CVE-2026-8855
Description
IBM HTTP Server 8.5, and 9.0 is vulnerable to remote code execution and denial of service in configurations with TLS mutual authentication (client authentication).
AI Insight
LLM-synthesized narrative grounded in this CVE's description and references.
IBM HTTP Server 8.5 and 9.0 with TLS mutual authentication enabled are vulnerable to remote code execution and denial of service via code injection (CWE-94).
Vulnerability
A code injection vulnerability (CWE-94) exists in IBM HTTP Server versions 8.5 and 9.0 when TLS mutual authentication (client authentication) is enabled [1]. An attacker can craft a malicious TLS handshake that triggers improper control of code generation, leading to arbitrary code execution or denial of service [1]. Vulnerable versions include all releases of the 8.5.x and 9.0.x lines, specifically those using client certificate authentication in the TLS/SSL configuration [1].
Exploitation
An attacker must be able to establish a TLS connection to a server where TLS mutual authentication is required [1]. No prior authentication or user interaction is needed. The attack is network-based but requires high attack complexity due to the need to craft a specific malicious certificate or handshake that bypasses the client certificate validation logic [1]. Once the connection is accepted, the attacker sends a specially crafted payload that exploits the code injection flaw, leading to remote code execution [1]. The CVSS vector (CVSS:3.1/AV:N/AC:H/PR:N/UI:N/S:U/C:H/I:H/A:H) confirms the network attack vector and high complexity [1].
Impact
Successful exploitation allows the attacker to execute arbitrary code with the privileges of the HTTP Server process (typically a low-privileged service account) [1]. This can lead to full compromise of the confidentiality, integrity, and availability of the affected server, as well as potential lateral movement within the network [1]. The same vulnerability can also be leveraged to cause a denial of service (system crash or service hang) without code execution [1]. The impact is rated as high severity with CVSS base score 8.1 [1].
Mitigation
IBM has provided a security fix via IBM HTTP Server Fix Pack 9.0.5.22 and Fix Pack 8.5.5.27, released on 2026-05-26 [1]. Administrators should apply the appropriate fix pack for their version as soon as possible [1]. Until patching, the only workaround is to disable TLS mutual authentication if it can be avoided; however, this may break required client certificate verification [1]. No other mitigation is available [1]. The vulnerability is not currently listed on the CISA Known Exploited Vulnerabilities (KEV) catalog [1].

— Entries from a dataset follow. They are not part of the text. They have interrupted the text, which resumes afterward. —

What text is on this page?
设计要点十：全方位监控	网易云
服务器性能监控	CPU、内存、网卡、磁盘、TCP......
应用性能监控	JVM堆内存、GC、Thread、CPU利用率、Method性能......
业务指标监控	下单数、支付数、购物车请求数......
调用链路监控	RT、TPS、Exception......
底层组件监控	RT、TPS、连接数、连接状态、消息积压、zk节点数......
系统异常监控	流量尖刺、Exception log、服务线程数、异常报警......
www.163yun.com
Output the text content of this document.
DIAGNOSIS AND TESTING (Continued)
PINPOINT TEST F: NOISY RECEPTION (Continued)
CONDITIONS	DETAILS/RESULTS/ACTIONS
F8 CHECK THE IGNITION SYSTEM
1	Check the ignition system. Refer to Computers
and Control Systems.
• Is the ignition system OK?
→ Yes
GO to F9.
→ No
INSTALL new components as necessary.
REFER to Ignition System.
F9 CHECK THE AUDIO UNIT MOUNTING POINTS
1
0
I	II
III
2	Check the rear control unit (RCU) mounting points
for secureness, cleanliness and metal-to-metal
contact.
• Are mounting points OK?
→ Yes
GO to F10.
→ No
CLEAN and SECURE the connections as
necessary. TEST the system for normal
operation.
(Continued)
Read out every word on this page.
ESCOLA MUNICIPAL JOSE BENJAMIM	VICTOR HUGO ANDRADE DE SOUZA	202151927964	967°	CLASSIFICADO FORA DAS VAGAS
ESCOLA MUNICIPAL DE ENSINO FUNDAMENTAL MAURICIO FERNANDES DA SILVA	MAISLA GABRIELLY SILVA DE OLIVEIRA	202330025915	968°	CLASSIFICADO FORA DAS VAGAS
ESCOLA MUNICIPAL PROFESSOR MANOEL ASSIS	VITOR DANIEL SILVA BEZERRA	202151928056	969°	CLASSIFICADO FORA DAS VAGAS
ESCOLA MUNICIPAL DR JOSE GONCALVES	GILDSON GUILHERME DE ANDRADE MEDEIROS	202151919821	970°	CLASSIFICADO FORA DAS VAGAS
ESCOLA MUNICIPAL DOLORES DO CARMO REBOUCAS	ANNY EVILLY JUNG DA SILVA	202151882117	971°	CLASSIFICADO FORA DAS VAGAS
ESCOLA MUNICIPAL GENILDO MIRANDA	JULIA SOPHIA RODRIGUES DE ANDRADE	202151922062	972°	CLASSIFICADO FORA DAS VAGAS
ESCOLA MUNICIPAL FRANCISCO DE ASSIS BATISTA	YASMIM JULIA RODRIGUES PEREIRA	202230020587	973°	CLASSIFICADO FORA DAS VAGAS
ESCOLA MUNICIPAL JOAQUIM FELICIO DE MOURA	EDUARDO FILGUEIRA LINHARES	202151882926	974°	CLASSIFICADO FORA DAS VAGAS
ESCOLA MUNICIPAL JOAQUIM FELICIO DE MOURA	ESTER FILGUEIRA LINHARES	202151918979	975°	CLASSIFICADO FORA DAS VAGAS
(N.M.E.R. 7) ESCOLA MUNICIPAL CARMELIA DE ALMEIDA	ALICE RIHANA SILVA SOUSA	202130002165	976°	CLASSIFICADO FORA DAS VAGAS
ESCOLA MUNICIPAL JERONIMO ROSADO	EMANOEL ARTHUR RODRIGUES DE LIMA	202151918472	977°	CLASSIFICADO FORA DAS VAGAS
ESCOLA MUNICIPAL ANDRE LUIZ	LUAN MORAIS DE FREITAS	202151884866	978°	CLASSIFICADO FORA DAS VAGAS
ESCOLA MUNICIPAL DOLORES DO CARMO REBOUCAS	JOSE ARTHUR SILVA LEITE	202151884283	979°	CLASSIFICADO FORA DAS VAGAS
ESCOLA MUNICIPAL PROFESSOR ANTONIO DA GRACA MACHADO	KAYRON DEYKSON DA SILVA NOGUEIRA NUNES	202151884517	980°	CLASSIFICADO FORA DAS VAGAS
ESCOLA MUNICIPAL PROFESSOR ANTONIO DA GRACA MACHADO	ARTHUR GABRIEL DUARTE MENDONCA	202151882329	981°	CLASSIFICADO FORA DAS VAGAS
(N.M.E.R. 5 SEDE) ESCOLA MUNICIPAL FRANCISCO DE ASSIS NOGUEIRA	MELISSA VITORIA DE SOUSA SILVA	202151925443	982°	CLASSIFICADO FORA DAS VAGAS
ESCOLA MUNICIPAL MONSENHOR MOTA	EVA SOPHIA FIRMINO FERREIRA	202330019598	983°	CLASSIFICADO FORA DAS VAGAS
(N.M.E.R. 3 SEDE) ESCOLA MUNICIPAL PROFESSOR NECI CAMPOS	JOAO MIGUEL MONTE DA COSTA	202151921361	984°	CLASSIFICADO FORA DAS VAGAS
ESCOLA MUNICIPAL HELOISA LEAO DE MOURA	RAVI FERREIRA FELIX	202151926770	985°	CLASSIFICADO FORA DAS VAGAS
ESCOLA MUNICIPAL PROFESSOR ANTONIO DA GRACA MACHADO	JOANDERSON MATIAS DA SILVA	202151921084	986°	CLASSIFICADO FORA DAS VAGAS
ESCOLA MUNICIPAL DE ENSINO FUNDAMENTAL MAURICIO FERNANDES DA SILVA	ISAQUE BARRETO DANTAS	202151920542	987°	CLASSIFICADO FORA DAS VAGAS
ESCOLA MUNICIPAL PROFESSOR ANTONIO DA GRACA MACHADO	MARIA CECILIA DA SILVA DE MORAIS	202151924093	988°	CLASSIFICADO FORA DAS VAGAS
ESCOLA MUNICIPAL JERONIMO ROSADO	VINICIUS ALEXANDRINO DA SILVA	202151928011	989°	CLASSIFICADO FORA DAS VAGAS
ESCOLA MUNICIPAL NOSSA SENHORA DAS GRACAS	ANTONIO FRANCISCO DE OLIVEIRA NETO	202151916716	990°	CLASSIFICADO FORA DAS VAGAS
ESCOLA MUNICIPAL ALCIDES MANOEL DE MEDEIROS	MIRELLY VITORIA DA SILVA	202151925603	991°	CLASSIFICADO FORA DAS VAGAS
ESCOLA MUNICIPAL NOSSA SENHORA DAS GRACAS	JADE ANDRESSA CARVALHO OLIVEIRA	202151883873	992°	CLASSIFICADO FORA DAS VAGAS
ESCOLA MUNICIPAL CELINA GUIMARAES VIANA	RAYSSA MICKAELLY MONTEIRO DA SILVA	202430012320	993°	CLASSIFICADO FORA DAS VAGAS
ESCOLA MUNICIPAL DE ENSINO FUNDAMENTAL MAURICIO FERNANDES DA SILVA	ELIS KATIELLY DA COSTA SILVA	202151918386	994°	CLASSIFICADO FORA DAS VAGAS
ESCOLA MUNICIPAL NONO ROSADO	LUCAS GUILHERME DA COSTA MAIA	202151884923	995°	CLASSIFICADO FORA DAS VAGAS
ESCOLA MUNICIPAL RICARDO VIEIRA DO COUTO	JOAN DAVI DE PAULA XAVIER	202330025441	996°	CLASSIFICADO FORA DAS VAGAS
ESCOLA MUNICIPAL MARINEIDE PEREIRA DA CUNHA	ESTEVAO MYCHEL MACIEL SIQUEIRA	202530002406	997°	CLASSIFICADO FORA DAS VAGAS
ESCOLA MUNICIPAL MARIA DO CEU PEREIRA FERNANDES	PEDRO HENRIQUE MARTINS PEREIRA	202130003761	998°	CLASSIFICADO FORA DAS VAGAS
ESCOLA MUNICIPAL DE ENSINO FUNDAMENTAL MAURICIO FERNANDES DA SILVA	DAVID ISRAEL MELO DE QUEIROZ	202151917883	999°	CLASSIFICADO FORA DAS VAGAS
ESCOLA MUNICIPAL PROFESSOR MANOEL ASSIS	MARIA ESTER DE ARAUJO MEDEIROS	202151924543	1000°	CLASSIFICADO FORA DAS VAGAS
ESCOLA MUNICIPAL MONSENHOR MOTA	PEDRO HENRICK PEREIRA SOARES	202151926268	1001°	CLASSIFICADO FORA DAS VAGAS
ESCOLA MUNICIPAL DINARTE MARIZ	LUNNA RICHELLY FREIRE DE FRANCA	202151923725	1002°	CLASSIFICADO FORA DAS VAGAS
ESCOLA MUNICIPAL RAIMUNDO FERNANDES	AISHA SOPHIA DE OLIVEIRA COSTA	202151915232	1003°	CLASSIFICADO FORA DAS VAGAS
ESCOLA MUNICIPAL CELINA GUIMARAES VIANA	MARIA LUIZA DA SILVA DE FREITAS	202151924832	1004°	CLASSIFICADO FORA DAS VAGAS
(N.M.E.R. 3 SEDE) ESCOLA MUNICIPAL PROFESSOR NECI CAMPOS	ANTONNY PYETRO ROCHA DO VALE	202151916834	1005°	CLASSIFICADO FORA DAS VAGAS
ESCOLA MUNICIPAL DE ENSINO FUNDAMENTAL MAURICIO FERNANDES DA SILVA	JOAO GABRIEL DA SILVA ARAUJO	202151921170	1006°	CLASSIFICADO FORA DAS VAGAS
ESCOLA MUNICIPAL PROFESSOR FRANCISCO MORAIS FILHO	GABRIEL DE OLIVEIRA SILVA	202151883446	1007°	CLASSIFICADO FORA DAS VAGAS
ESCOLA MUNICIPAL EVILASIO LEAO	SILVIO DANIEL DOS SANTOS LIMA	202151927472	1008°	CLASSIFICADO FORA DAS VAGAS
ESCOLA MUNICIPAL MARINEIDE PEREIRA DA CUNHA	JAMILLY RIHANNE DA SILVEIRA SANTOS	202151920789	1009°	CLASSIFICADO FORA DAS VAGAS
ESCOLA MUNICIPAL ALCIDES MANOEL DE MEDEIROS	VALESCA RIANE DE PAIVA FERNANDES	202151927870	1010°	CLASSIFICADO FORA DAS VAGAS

AI Insight generated on May 26, 2026. Synthesized from this CVE's description and the cited reference URLs; citations are validated against the source bundle.
Affected products
1- Range: 8.5, 9.0
Patches
0No patches discovered yet.
Vulnerability mechanics
AI mechanics synthesis has not run for this CVE yet.
References
1- www.ibm.com/support/pages/node/7274065nvdVendor Advisory
News mentions
0No linked articles in our index yet.